In the last quarter, Japan's gross domestic product shrank 0.9 percent and industrial production is down 8 percent. Its flagship car manufacturer, Toyota, has announced another of now routine mass recalls of its vehicles.
And Japan's once flagship electronics giants are floundering. Sharp is forecasting more than $5 billion in losses this year, Panasonic is shedding 10,000 jobs and Sony's stock hit a 30-year low as the company scrambled to raise $2 billion in new cash.
Some of these problems can be attributed to the crisis in Japan's relations with China, triggered by a territorial dispute over the Senkaku Islands, followed by boycotts of Japanese goods. The underlying crisis, however, is far more serious.
Japan is the most indebted nation on Earth, with debt above 225 percent of GDP. This year's budget deficit will be at least $480 billion. Despite interest rates running at almost zero, Japan has been able to finance its gargantuan debt because Japanese savers loyally buy it.
But how long can they afford to do so? Japanese used to be among the world's most thrifty savers. But over the last five years household savings are running at less than 2 percent of disposable income, less than half the already low U.S. level.
Traditionally, Japan has been able to finance its debt because of its massive trade surpluses from its formidable export machine and from interest payments on Japan's investments overseas. But both of those sources of funds are drying up.
Trade surpluses have been eroded by the weakness of Japan's electronics giants and even more by the impact of last year's tsunami and the nuclear disaster that followed. By closing its nuclear power stations, Japan was forced to spend $5 billion a month importing oil and gas from overseas.
So Japan is now running a trade deficit. For the first half of fiscal 2012 through September, Japan logged about $40.6 billion in goods trade deficit, up 90 percent from a year earlier and the biggest since the Finance Ministry began recording in 1979. In September alone the deficit topped $7 billion, the third consecutive month of red ink.
The question therefore arises; how does Japan finance its budget deficits and its debt in the future?
It could raise interest rates but that would mean paying ever more to finance the budget deficit.
It could print money but it has been doing that for some time and hitherto the currency markets haven't reacted by downgrading the yen or not by very much.
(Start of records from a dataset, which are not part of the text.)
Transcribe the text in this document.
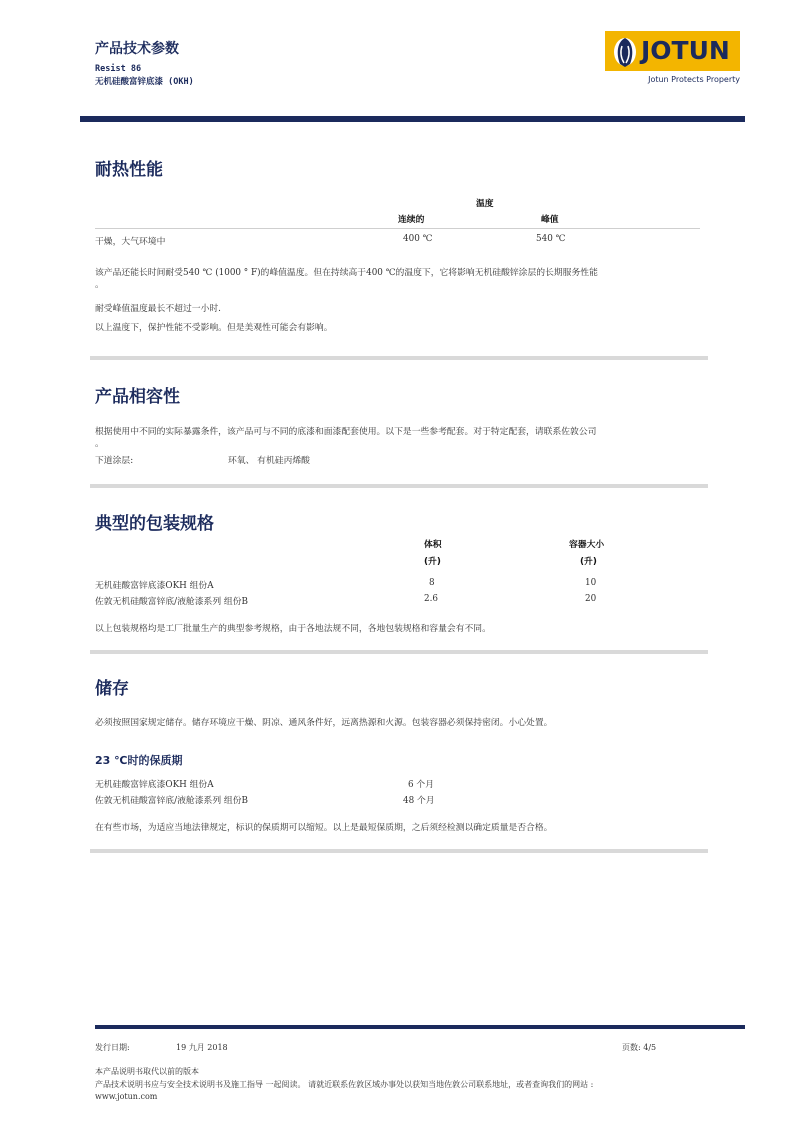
产品技术参数
Resist 86
无机硅酸富锌底漆 (OKH)
JOTUN
Jotun Protects Property
耐热性能
温度
连续的	峰值
干燥，大气环境中	400 ℃	540 ℃
该产品还能长时间耐受540 ℃ (1000 ° F)的峰值温度。但在持续高于400 ℃的温度下，它将影响无机硅酸锌涂层的长期服务性能
。
耐受峰值温度最长不超过一小时.
以上温度下，保护性能不受影响。但是美观性可能会有影响。
产品相容性
根据使用中不同的实际暴露条件，该产品可与不同的底漆和面漆配套使用。以下是一些参考配套。对于特定配套，请联系佐敦公司
。
下道涂层:	环氧、 有机硅丙烯酸
典型的包装规格
体积
(升)
容器大小
(升)
无机硅酸富锌底漆OKH 组份A	8	10
佐敦无机硅酸富锌底/液舱漆系列 组份B	2.6	20
以上包装规格均是工厂批量生产的典型参考规格，由于各地法规不同，各地包装规格和容量会有不同。
储存
必须按照国家规定储存。储存环境应干燥、阴凉、通风条件好，远离热源和火源。包装容器必须保持密闭。小心处置。
23 ℃时的保质期
无机硅酸富锌底漆OKH 组份A	6 个月
佐敦无机硅酸富锌底/液舱漆系列 组份B	48 个月
在有些市场，为适应当地法律规定，标识的保质期可以缩短。以上是最短保质期，之后须经检测以确定质量是否合格。
发行日期:	19 九月 2018	页数: 4/5
本产品说明书取代以前的版本
产品技术说明书应与安全技术说明书及施工指导 一起阅读。 请就近联系佐敦区域办事处以获知当地佐敦公司联系地址，或者查询我们的网站 :
www.jotun.com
This may be changing. The yen recovered slightly Friday but only after posting its worst weekly performance against the dollar since mid-February as the markets expected some aggressive monetary easing from the Bank of Japan. But the yen is still trading at just more than 80 to the dollar. By historical terns, it is still priced high against the U.S. dollar. Thirty years ago, it was 250 yen to the dollar and it was more than 100 to the dollar in 2008.
Something has to give. Either the yen weakens sharply or the government slashes spending and cuts the deficit or Japan has to raise its interest rates.
Each of these options carries serious problems for the global economy and very dangerous challenges indeed for Japan. And now comes a general election, which looks likely to return the Liberal Democratic Party led by Shinzo Abe to power.
The Liberal Democrats aren't natural reformers. In his last undistinguished turn as prime minister, Abe was a short-lived failure. His departure paved the way for the landslide victory of Yoshihiko Noda's Democratic Party, whose promise of reform were derailed by the tsunami as well as by corporate Japan's lackluster performance.
Japan's is still the world's third-largest economy after the U.S. and China, despite over twenty years of anemic growth after the bursting of its property bubble in 1990. But Japan is also the world's fastest-aging society, facing a steadily increasing challenge to finance the pensions and healthcare of its elderly. By 2050, half of the population will be over the age of 60.
With more than 16 million women and 12 million males above the age of 65, Japan has fewer than 6 million infants under the age of 5. Indeed, there are today more Japanese over the age of 80 than under the age of 5.
In terms of aging, much of the rest of the world is steadily following in Japan's footsteps. With luck, other societies will learn from Japan's example in how not to run an economy when the demographic trends are so daunting. As of now, unless corporate Japan can find a new lease of exporting life, or the country returns to reliance on nuclear power, it is not easy to see any alternative but a sharp devaluation of the yen, eye-watering rises in interest rates or dramatic spending cuts.
Japan may even need all three of these at once.